27. The applicant is blaming her failure to file the appeal on time due to insufficient funds and her sickness due to Covid 19 pandemic where she was placed under isolation as a result of which she wasunable to meet the other applicants to discuss the appeal until end of January, 2022 when he had fully recovered.
28. I have looked at the medical record marked as exhibit 2 and indeed confirm that the 1st applicant was diagnosed with Covid.
29. I also take judicial notice that a patient with Covid virus was required to either isolate himself/herself or be placed in isolation in order to prevent the spread of the virus to other people and in this case the co-applicants.
30. The applicant also contends that the appeal is arguable and has high chances of success. At this stage I am not required to delve into the merits of the appeal. I have alsolooked at the draft memorandum of appeal annexed as exhibit 3, and form the opinion that the same is arguable and is not idle.
31. I am also of the considered view that the applicant’s sickness and arguability of the appeal is a good and sufficient ground to warrant the grant of the orders sought.
32. On the issue of stay of execution pending appeal, I am guided by the provisions of order 42 rule 6 of the Civil Procedure Rules 2010 which provide thus: -No order for stay of execution shall be made under subrule (1) unless—(a)the court is satisfied that substantial loss may result to the applicant unless the order is made and that the application has been made without unreasonable delay; and(b)such security as the court orders for the due performance of such decree or order as may ultimately be binding on him has been given by the applicant.
33. The applicant is first supposed to satisfy to the court that they will suffer substantial loss unless the orders sought are granted. I have looked at exhibit 4 in the supporting affidavit and it is evident that the respondents have already commenced execution of the decree.
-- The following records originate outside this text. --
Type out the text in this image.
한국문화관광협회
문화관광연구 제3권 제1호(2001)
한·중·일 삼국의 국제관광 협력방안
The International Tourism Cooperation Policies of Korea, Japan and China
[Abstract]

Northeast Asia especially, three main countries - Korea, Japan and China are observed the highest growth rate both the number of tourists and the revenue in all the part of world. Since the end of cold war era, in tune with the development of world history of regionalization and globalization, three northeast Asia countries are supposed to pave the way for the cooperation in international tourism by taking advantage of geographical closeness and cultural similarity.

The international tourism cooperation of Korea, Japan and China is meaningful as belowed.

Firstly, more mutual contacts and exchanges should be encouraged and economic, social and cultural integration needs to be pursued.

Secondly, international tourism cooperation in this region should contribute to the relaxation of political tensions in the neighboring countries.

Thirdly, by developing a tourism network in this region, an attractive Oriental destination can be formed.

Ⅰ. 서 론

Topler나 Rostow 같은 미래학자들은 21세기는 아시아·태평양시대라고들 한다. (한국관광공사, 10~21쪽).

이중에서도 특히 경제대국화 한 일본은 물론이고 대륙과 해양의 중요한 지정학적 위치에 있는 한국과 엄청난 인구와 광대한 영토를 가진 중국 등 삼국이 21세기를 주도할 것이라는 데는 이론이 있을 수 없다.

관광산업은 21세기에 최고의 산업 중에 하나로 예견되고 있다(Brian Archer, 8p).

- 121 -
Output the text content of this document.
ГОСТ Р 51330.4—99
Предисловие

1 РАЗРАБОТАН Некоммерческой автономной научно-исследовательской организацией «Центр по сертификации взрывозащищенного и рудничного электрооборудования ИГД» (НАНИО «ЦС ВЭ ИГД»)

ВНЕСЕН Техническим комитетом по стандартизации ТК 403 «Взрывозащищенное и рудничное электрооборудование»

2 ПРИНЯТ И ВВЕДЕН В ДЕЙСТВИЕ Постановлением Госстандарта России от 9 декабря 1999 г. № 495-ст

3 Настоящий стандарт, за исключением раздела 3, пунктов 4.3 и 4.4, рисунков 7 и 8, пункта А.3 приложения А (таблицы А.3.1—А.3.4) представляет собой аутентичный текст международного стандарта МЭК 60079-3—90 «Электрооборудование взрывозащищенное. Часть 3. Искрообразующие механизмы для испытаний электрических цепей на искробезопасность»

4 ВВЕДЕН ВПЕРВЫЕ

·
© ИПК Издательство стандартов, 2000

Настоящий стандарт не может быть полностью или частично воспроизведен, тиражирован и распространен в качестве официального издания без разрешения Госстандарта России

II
34. The subject matter of this appeal is land and I am convinced that substantial loss may occur in the event the decree is executed as the suit land is likely to change hands rendering the appeal nugatory in the event of success.
35. On the issue of delay, the application was filed approximately 2 months after delivery of the impugned judgment. I have considered that the delay in filing the appeal for a period of two months has been explained to the satisfaction of this court. I am therefore of the view that the application has been brought timeously without unreasonable delay.
36. On the issue of security, the applicant have not given any under taking to furnish the same. However, this court can order security especially owing to the fact that the applicant has met the other prerequisites.
Conclusion: - 37. In view of the foregoing, I am satisfied that the applicants’ notice of motion dated February 4, 2022 is merited and the same is allowed as follows: -a.The applicants are hereby granted leave to file their appeal against the decree of the lower court within 21 days from today.b.The applicants are hereby granted stay of the execution of the judgment and decree of the impugned judgment before the lower court pending hearing and determination of the applicants’ intended appeal.c.The applicant shall deposit security of Kshs 100,000/= (one hundred thousand shillings) in court within 30 (thirty) days from the date of delivery of this ruling failing which the stay orders shall automatically lapse.d.Costs shall be borne by the applicants.
READ, DELIVERED AND SIGNED IN OPEN COURT AT KERUGOYA THIS 22NDAPRIL, 2022. HON EC CHERONOELC JUDGEIn the presence of:-Mr Asiimwe holding brief for Mrs Makworo for the respondent.1st appellant/applicant – present.2nd appellant/applicant – present.3rd appellant/applicant – absent.Kabuta, court clerk – present.